La Consulta ha dichiarato illegittimo l’articolo 4 della legge regionale n. 16 del 2017. Stabilito che non possono accollarsi responsabilità e costi per il servizio di gestione
TRAPANI – Una sentenza che risolleva le speranze dei Comuni trapanesi, che da tempo chiedevano giustizia.
Con la sentenza 231/2020 depositata venerdì 6 novembre, la Corte Costituzionale ha dichiarato l’illegittimità costituzionale dell’articolo 4 della legge regionale 16 del 2017, con cui i comuni siciliani venivano costretti a subentrare all’Ente acquedotti siciliani nella gestione del servizio idrico, prendendo in consegna le reti e gli impianti. Carenza di risorse finanziarie e tecniche hanno portato ad un rifiuto da parte degli Enti locali di subentrare e prendere in gestione il lavoro, cosicché il Governo Regionale ha deciso di inviare alcuni commissari per prendere in consegna le reti e proseguire dove i Comuni hanno posto un fermo.
Adesso, la sentenza numero 231 cambia totalmente lo scenario che da anni si prospettava e dà voce ai sindaci, che spesso devono far i conti con il bilancio comunale e non si possono permettere spese extra. In tale direzione, il sindaco di Erice, Daniela Toscano, esprime grande soddisfazione: “Ritengo che si tratti di un risultato soddisfacente. La Corte costituzionale, infatti, ha accolto il dubbio di illegittimità costituzionale che i Comuni di Buseto, Erice, Favignana, Castellammare, San Vito Lo Capo, Salemi hanno sollevato nei loro ricorsi.

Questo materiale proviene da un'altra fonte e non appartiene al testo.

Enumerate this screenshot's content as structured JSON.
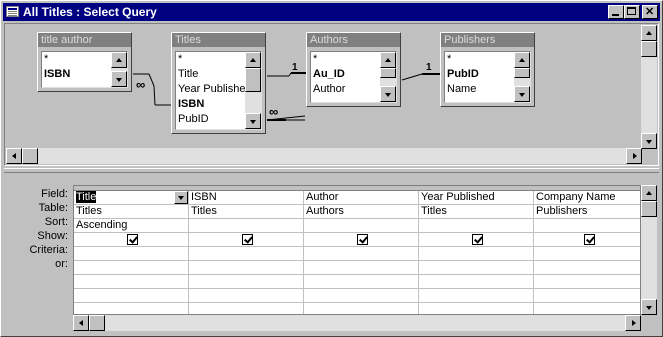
{
  "window": {
    "title": "All Titles : Select Query"
  },
  "design": {
    "tables": [
      {
        "name": "title author",
        "fields": [
          "*",
          "ISBN"
        ],
        "keys": [
          false,
          true
        ]
      },
      {
        "name": "Titles",
        "fields": [
          "*",
          "Title",
          "Year Published",
          "ISBN",
          "PubID"
        ],
        "keys": [
          false,
          false,
          false,
          true,
          false
        ]
      },
      {
        "name": "Authors",
        "fields": [
          "*",
          "Au_ID",
          "Author"
        ],
        "keys": [
          false,
          true,
          false
        ]
      },
      {
        "name": "Publishers",
        "fields": [
          "*",
          "PubID",
          "Name"
        ],
        "keys": [
          false,
          true,
          false
        ]
      }
    ],
    "relationship_one": "1",
    "relationship_many": "∞"
  },
  "grid": {
    "row_labels": [
      "Field:",
      "Table:",
      "Sort:",
      "Show:",
      "Criteria:",
      "or:"
    ],
    "columns": [
      {
        "field": "Title",
        "table": "Titles",
        "sort": "Ascending",
        "show": true
      },
      {
        "field": "ISBN",
        "table": "Titles",
        "sort": "",
        "show": true
      },
      {
        "field": "Author",
        "table": "Authors",
        "sort": "",
        "show": true
      },
      {
        "field": "Year Published",
        "table": "Titles",
        "sort": "",
        "show": true
      },
      {
        "field": "Company Name",
        "table": "Publishers",
        "sort": "",
        "show": true
      }
    ]
  }
}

I comuni non possono dunque essere obbligati dalla Regione Siciliana a svolgere un servizio onerosissimo in sua vece, peraltro dopo decenni di abbandono. Ora attendiamo con particolare fiducia il 15 dicembre quando tutti i ricorsi saranno discussi e decisi davanti al Tar che già finora per due volte ha accolto le nostre istanze cautelari di sospendere provvisoriamente gli atti di prepotenza della Regione. Un Governo Regionale che ha l’intento di lasciare la situazione nel disastro attuale, accollando i costi e le responsabilità ai Comuni”.
La Corte ha inoltre sottolineato “l’evidente contrasto con il principio costituzionale di correlazione tra funzioni e risorse e con il principio di equilibrio dei bilanci pubblici”, dal momento che si ‘obbligherebbero’ i Comuni ad assumere la gestione degli impianti e delle reti idriche senza correlare, a tale trasferimento, le giuste risorse finanziarie e umane. In tal modo, questo renderebbe “per l’Ente comunale impossibile la gestione del servizio, nel rispetto della propria autonomia finanziaria e dell’equilibrio del proprio bilancio”.